At our Remembrance Sunday service a guy called Gus Hales who was here in 82 stood up and recited this, he wasn't invited to and he wasn't supposed to be on the programme, he just did it, and I thought it was well worth repeating - it is possibly the most moving thing I have heard in a remembrance ceremony.
Every year on Remembrance Sunday
I sit in the corner of the British Legion Bar,
Dressed in blazer, shirt, Regimental tie
And polished shoes, with my head held high.
But deep in my mind, where nobody goes,
I see a wooden cross where the wind of victory blows.
“Three Cheers for Victory,” I hear the politicians say.
But you never asked me about my victory.
And, if they did, I would have explained it this way:
It isn’t your flags or emblems of war,
Or your marching of troops past the Palace’s door.
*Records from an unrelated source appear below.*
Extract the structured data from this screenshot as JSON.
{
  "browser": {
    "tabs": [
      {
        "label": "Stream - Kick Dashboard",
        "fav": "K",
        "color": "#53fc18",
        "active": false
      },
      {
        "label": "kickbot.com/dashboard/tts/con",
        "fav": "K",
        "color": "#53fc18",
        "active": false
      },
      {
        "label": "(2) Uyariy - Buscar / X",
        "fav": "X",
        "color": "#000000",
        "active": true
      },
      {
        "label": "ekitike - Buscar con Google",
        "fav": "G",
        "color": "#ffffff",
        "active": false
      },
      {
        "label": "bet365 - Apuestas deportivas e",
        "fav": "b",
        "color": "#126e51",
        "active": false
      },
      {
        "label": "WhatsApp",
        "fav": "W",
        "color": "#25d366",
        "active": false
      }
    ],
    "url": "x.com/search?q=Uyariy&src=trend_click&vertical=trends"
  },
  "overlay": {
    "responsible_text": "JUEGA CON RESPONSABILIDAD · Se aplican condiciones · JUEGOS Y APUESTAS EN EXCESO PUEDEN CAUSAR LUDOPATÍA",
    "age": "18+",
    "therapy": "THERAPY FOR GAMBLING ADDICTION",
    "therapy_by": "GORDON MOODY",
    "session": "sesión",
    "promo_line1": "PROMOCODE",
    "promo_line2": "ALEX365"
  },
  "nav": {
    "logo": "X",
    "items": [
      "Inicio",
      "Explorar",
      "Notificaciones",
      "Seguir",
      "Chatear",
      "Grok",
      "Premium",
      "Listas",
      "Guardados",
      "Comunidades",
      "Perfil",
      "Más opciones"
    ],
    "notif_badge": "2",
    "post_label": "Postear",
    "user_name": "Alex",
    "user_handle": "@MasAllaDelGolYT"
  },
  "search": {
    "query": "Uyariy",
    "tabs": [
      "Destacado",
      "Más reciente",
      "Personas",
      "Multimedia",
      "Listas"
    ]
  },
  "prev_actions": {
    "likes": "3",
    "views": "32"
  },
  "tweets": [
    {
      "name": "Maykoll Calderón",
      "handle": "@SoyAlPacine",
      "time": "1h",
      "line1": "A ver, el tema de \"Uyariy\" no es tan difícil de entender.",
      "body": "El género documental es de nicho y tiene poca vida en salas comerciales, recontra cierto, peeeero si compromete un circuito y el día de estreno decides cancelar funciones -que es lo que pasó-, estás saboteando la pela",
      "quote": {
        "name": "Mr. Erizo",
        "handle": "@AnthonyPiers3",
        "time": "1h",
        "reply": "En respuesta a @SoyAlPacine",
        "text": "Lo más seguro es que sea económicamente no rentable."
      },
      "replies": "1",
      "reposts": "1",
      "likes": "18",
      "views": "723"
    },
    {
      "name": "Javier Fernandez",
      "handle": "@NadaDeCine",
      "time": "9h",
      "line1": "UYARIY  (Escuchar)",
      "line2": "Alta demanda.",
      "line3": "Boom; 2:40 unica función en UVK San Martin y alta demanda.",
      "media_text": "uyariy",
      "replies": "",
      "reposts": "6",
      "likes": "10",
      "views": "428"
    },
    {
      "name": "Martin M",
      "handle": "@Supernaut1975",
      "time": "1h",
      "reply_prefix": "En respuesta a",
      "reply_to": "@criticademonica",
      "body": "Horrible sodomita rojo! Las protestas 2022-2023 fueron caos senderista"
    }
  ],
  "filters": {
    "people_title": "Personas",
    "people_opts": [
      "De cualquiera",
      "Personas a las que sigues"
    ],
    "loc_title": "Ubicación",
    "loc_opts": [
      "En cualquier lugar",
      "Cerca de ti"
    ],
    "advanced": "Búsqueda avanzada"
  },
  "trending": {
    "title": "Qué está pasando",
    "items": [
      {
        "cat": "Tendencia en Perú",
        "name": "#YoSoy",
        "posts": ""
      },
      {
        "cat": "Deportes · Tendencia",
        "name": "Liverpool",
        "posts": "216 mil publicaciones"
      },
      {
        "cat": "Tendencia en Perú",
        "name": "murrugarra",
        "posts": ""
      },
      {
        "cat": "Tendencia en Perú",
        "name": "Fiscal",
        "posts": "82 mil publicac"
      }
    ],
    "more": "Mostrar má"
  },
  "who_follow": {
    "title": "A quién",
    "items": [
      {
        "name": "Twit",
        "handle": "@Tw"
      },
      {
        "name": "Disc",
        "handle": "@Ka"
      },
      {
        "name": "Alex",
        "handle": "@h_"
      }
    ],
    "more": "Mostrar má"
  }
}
It isn’t Mrs. Thatcher on the balcony high,
Reaffirming her pledge to serve or die.
But it’s the look and the pain on a teenager’s face
As he dies for his country, In a far off place.
It’s the guns and the shells and the Phosphorus grenades
And the dead and the wounded in freshly cut graves
Or the grieving wife or the fatherless child
Whose young, tender life will be forever defiled.
Or the alcoholic soldier with a shattered mind
Who takes the suicide option for some peace to find.
Well, that’s my victory but no one knows
For its deep in my mind where nobody goes.